Pour la France moderne, il est possible de tracer à grands traits trois périodes de cette histoire : la France d’Ancien Régime, avec son droit des privilèges, la France du droit d’auteur national, au XIXe siècle et, après la signature de conventions internationales, la France en tant qu’acteur du droit international de la propriété intellectuelle, de la fin du XIXe siècle jusqu’à nos jours. Cette thèse examine la première de ces trois périodes, à la fois du point de vue de l’histoire du droit que de l’histoire littéraire et de l’histoire culturelle.

Son propos s’articule en trois parties, qui représentent chacune une perspective propre sur ce qu’est la propriété intellectuelle. La question est par ailleurs toujours examinée à partir de cas concrets : celui des attributions, que celles-ci soient problématiques, comme il arrive dans les ouvrages anonymes, plagiaires ou pseudonymes, ou au contraire parfaitement ordinaires. La première perspective est celle de l’État, des libraires-imprimeurs, qui jouent un rôle semblable à celui des maisons d’édition contemporaine, et des juristes : c’est une perspective juridique et économique. La deuxième perspective est celle des bibliographes, des bibliothécaires, des érudits : de ceux qui dressent des catalogues d’œuvres et qui doivent donc décider ce qui constitue une œuvre, ce qui est digne d’être attribué, parmi toute la production écrite d’un auteur. La troisième perspective est celle des auteurs eux-mêmes, engagés dans des entreprises de valorisation littéraire, de promotion personnelle, dans l’espace éditorial public : elle étudie l’intérêt pour ainsi dire publicitaire qu’il y a à s’attribuer des œvres.
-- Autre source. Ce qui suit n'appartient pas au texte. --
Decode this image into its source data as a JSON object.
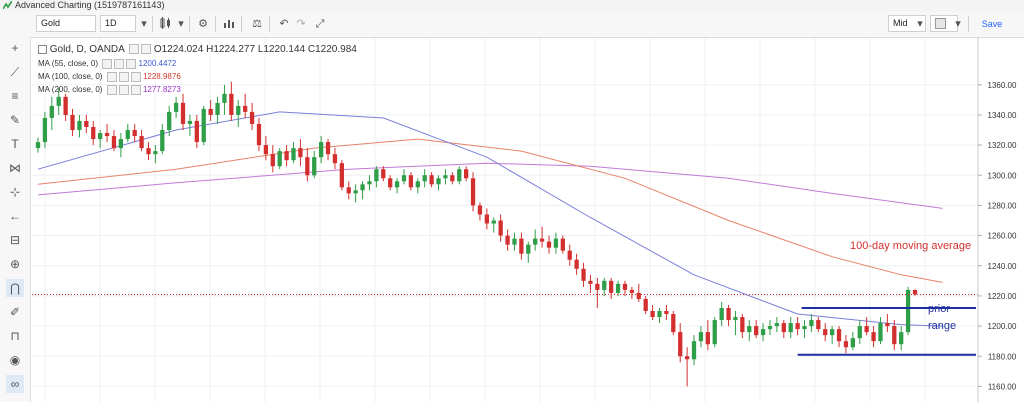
{
  "window": {
    "title": "Advanced Charting (1519787161143)"
  },
  "toolbar": {
    "symbol": "Gold",
    "interval": "1D",
    "price_type": "Mid",
    "save_label": "Save",
    "icons": [
      "plus-icon",
      "candles-icon",
      "indicators-icon",
      "settings-icon",
      "bar-chart-icon",
      "compare-icon",
      "undo-icon",
      "redo-icon",
      "fullscreen-icon",
      "color-icon"
    ]
  },
  "leftbar": {
    "icons": [
      "crosshair-icon",
      "trendline-icon",
      "fib-icon",
      "brush-icon",
      "text-icon",
      "pattern-icon",
      "measure-icon",
      "back-arrow-icon",
      "ruler-icon",
      "zoom-in-icon",
      "magnet-icon",
      "pencil-icon",
      "lock-icon",
      "eye-icon",
      "link-icon",
      "layers-icon"
    ]
  },
  "legend": {
    "main": {
      "label": "Gold, D, OANDA",
      "o_label": "O",
      "o": "1224.024",
      "h_label": "H",
      "h": "1224.277",
      "l_label": "L",
      "l": "1220.144",
      "c_label": "C",
      "c": "1220.984"
    },
    "ma55": {
      "label": "MA (55, close, 0)",
      "value": "1200.4472",
      "color": "#3a57d6"
    },
    "ma100": {
      "label": "MA (100, close, 0)",
      "value": "1228.9876",
      "color": "#d13a2a"
    },
    "ma200": {
      "label": "MA (200, close, 0)",
      "value": "1277.8273",
      "color": "#9a31c7"
    }
  },
  "colors": {
    "up": "#2e9e48",
    "down": "#d32f2f",
    "ma55": "#7b7fd9",
    "ma100": "#e8826a",
    "ma200": "#c27ad8",
    "range": "#1e2fa0",
    "annotation_text": "#d32f2f",
    "range_text": "#1e2fa0"
  },
  "chart_data": {
    "type": "candlestick",
    "price_axis": {
      "ylim": [
        1151,
        1391
      ],
      "ticks": [
        1360,
        1340,
        1320,
        1300,
        1280,
        1260,
        1240,
        1220,
        1200,
        1180,
        1160
      ]
    },
    "last_price": 1220.984,
    "last_price_label": "1220.984",
    "annotations": [
      {
        "text": "100-day moving average",
        "color": "#d32f2f"
      },
      {
        "text": "prior",
        "color": "#1e2fa0"
      },
      {
        "text": "range",
        "color": "#1e2fa0"
      }
    ],
    "prior_range": {
      "high": 1212,
      "low": 1181,
      "start_index": 110,
      "end_index": 132
    },
    "candles": [
      [
        1318,
        1325,
        1315,
        1322
      ],
      [
        1322,
        1342,
        1318,
        1338
      ],
      [
        1338,
        1352,
        1330,
        1346
      ],
      [
        1346,
        1358,
        1340,
        1352
      ],
      [
        1352,
        1354,
        1336,
        1340
      ],
      [
        1340,
        1344,
        1326,
        1330
      ],
      [
        1330,
        1340,
        1325,
        1336
      ],
      [
        1336,
        1340,
        1328,
        1332
      ],
      [
        1332,
        1336,
        1320,
        1324
      ],
      [
        1324,
        1330,
        1318,
        1328
      ],
      [
        1328,
        1334,
        1322,
        1326
      ],
      [
        1326,
        1330,
        1316,
        1318
      ],
      [
        1318,
        1328,
        1312,
        1324
      ],
      [
        1324,
        1334,
        1322,
        1330
      ],
      [
        1330,
        1334,
        1322,
        1326
      ],
      [
        1326,
        1330,
        1316,
        1318
      ],
      [
        1318,
        1322,
        1310,
        1314
      ],
      [
        1314,
        1320,
        1308,
        1316
      ],
      [
        1316,
        1334,
        1314,
        1330
      ],
      [
        1330,
        1346,
        1326,
        1342
      ],
      [
        1342,
        1352,
        1338,
        1348
      ],
      [
        1348,
        1354,
        1330,
        1334
      ],
      [
        1334,
        1340,
        1326,
        1336
      ],
      [
        1336,
        1340,
        1318,
        1322
      ],
      [
        1322,
        1346,
        1320,
        1344
      ],
      [
        1344,
        1350,
        1336,
        1340
      ],
      [
        1340,
        1352,
        1334,
        1348
      ],
      [
        1348,
        1360,
        1340,
        1354
      ],
      [
        1354,
        1362,
        1336,
        1340
      ],
      [
        1340,
        1350,
        1332,
        1346
      ],
      [
        1346,
        1354,
        1338,
        1342
      ],
      [
        1342,
        1348,
        1330,
        1334
      ],
      [
        1334,
        1338,
        1316,
        1320
      ],
      [
        1320,
        1326,
        1310,
        1314
      ],
      [
        1314,
        1320,
        1302,
        1306
      ],
      [
        1306,
        1318,
        1304,
        1316
      ],
      [
        1316,
        1320,
        1306,
        1310
      ],
      [
        1310,
        1322,
        1308,
        1318
      ],
      [
        1318,
        1324,
        1306,
        1312
      ],
      [
        1312,
        1318,
        1296,
        1300
      ],
      [
        1300,
        1316,
        1298,
        1312
      ],
      [
        1312,
        1326,
        1308,
        1322
      ],
      [
        1322,
        1324,
        1310,
        1314
      ],
      [
        1314,
        1318,
        1304,
        1308
      ],
      [
        1308,
        1310,
        1290,
        1292
      ],
      [
        1292,
        1296,
        1284,
        1288
      ],
      [
        1288,
        1294,
        1282,
        1290
      ],
      [
        1290,
        1296,
        1284,
        1294
      ],
      [
        1294,
        1300,
        1290,
        1296
      ],
      [
        1296,
        1306,
        1292,
        1304
      ],
      [
        1304,
        1306,
        1296,
        1298
      ],
      [
        1298,
        1300,
        1290,
        1292
      ],
      [
        1292,
        1298,
        1288,
        1296
      ],
      [
        1296,
        1304,
        1294,
        1300
      ],
      [
        1300,
        1302,
        1290,
        1292
      ],
      [
        1292,
        1298,
        1288,
        1296
      ],
      [
        1296,
        1304,
        1292,
        1300
      ],
      [
        1300,
        1302,
        1292,
        1294
      ],
      [
        1294,
        1300,
        1290,
        1298
      ],
      [
        1298,
        1304,
        1294,
        1300
      ],
      [
        1300,
        1302,
        1294,
        1296
      ],
      [
        1296,
        1306,
        1294,
        1304
      ],
      [
        1304,
        1306,
        1296,
        1298
      ],
      [
        1298,
        1302,
        1276,
        1280
      ],
      [
        1280,
        1282,
        1270,
        1274
      ],
      [
        1274,
        1278,
        1264,
        1268
      ],
      [
        1268,
        1272,
        1262,
        1270
      ],
      [
        1270,
        1274,
        1256,
        1260
      ],
      [
        1260,
        1264,
        1250,
        1254
      ],
      [
        1254,
        1262,
        1250,
        1258
      ],
      [
        1258,
        1262,
        1244,
        1248
      ],
      [
        1248,
        1256,
        1242,
        1254
      ],
      [
        1254,
        1264,
        1250,
        1258
      ],
      [
        1258,
        1266,
        1252,
        1256
      ],
      [
        1256,
        1260,
        1248,
        1252
      ],
      [
        1252,
        1262,
        1248,
        1258
      ],
      [
        1258,
        1260,
        1248,
        1250
      ],
      [
        1250,
        1254,
        1240,
        1244
      ],
      [
        1244,
        1248,
        1234,
        1238
      ],
      [
        1238,
        1242,
        1226,
        1230
      ],
      [
        1230,
        1234,
        1222,
        1228
      ],
      [
        1228,
        1232,
        1212,
        1224
      ],
      [
        1224,
        1232,
        1220,
        1230
      ],
      [
        1230,
        1232,
        1218,
        1222
      ],
      [
        1222,
        1230,
        1220,
        1228
      ],
      [
        1228,
        1230,
        1220,
        1224
      ],
      [
        1224,
        1226,
        1218,
        1222
      ],
      [
        1222,
        1228,
        1216,
        1218
      ],
      [
        1218,
        1220,
        1208,
        1210
      ],
      [
        1210,
        1214,
        1204,
        1206
      ],
      [
        1206,
        1212,
        1202,
        1210
      ],
      [
        1210,
        1214,
        1204,
        1208
      ],
      [
        1208,
        1210,
        1194,
        1196
      ],
      [
        1196,
        1202,
        1176,
        1180
      ],
      [
        1180,
        1186,
        1160,
        1178
      ],
      [
        1178,
        1194,
        1174,
        1190
      ],
      [
        1190,
        1200,
        1186,
        1196
      ],
      [
        1196,
        1204,
        1184,
        1188
      ],
      [
        1188,
        1206,
        1186,
        1204
      ],
      [
        1204,
        1216,
        1200,
        1212
      ],
      [
        1212,
        1214,
        1200,
        1204
      ],
      [
        1204,
        1210,
        1194,
        1206
      ],
      [
        1206,
        1208,
        1192,
        1196
      ],
      [
        1196,
        1204,
        1190,
        1200
      ],
      [
        1200,
        1204,
        1192,
        1194
      ],
      [
        1194,
        1202,
        1190,
        1198
      ],
      [
        1198,
        1204,
        1194,
        1200
      ],
      [
        1200,
        1206,
        1196,
        1202
      ],
      [
        1202,
        1204,
        1192,
        1196
      ],
      [
        1196,
        1206,
        1192,
        1202
      ],
      [
        1202,
        1206,
        1194,
        1198
      ],
      [
        1198,
        1204,
        1192,
        1200
      ],
      [
        1200,
        1208,
        1196,
        1204
      ],
      [
        1204,
        1206,
        1196,
        1198
      ],
      [
        1198,
        1202,
        1190,
        1194
      ],
      [
        1194,
        1200,
        1188,
        1198
      ],
      [
        1198,
        1200,
        1186,
        1190
      ],
      [
        1190,
        1194,
        1182,
        1186
      ],
      [
        1186,
        1196,
        1184,
        1192
      ],
      [
        1192,
        1204,
        1188,
        1200
      ],
      [
        1200,
        1206,
        1194,
        1196
      ],
      [
        1196,
        1200,
        1186,
        1190
      ],
      [
        1190,
        1206,
        1188,
        1202
      ],
      [
        1202,
        1208,
        1196,
        1200
      ],
      [
        1200,
        1204,
        1184,
        1188
      ],
      [
        1188,
        1200,
        1184,
        1196
      ],
      [
        1196,
        1226,
        1194,
        1224
      ],
      [
        1224,
        1224.277,
        1220.144,
        1220.984
      ]
    ],
    "ma55": [
      [
        0,
        1304
      ],
      [
        20,
        1330
      ],
      [
        35,
        1342
      ],
      [
        50,
        1338
      ],
      [
        65,
        1312
      ],
      [
        80,
        1272
      ],
      [
        95,
        1234
      ],
      [
        110,
        1208
      ],
      [
        125,
        1201
      ],
      [
        131,
        1200
      ]
    ],
    "ma100": [
      [
        0,
        1294
      ],
      [
        20,
        1304
      ],
      [
        40,
        1318
      ],
      [
        55,
        1324
      ],
      [
        70,
        1316
      ],
      [
        85,
        1298
      ],
      [
        100,
        1270
      ],
      [
        115,
        1246
      ],
      [
        125,
        1234
      ],
      [
        131,
        1229
      ]
    ],
    "ma200": [
      [
        0,
        1287
      ],
      [
        20,
        1295
      ],
      [
        45,
        1304
      ],
      [
        65,
        1308
      ],
      [
        80,
        1306
      ],
      [
        100,
        1298
      ],
      [
        115,
        1288
      ],
      [
        131,
        1278
      ]
    ]
  }
}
La première partie tend ainsi à montrer que les dispositifs juridiques de la propriété littéraire, sous l’Ancien Régime, sont une production conjointe d’acteurs institutionnels publics et d’acteurs privés. L’encadrement de la propriété littéraire est à la fois la conséquence d’une ambition plus grande de contrôle de la part de l’État et d’une puissance accrue des libraires, dans la sphère politique et économique. En effet, l’État veut peu à peu assurer une censure systématique des livres avant leur publication mais il n’a pas nécessairement les moyens financiers de mettre en place les contrôles. L’autorisation de publication est alors liée à un privilège, qui assure à un libraire le droit exclusif d’imprimer un livre ou un certain type de livres pendant une durée déterminée. Les libraires s’organisent en compagnie et cette compagnie assure le contrôle du respect des privilèges. L’État monarchique délègue donc le contrôle public de la librairie à des acteurs privés, qui l’assurent en échange de dispositions judiciaires qui favorisent la concentration des moyens de production. Le renforcement de la propriété intellectuelle est alors lié de manière indissociable au renforcement de la structure hiérarchique et économique de la compagnie des libraires de Paris et à la constitution de dynasties de libraires-imprimeurs. Plus le système juridique devient systématique, plus la marge de manœuvre est faible pour les autres acteurs. Le droit d’auteur qui finit par s’imposer dans la forme que nous connaissons est l’aboutissement de ce processus et le fruit d’une revendication moins des auteurs, en tant que producteurs intellectuels des livres, que des libraires, en tant que producteurs matériels.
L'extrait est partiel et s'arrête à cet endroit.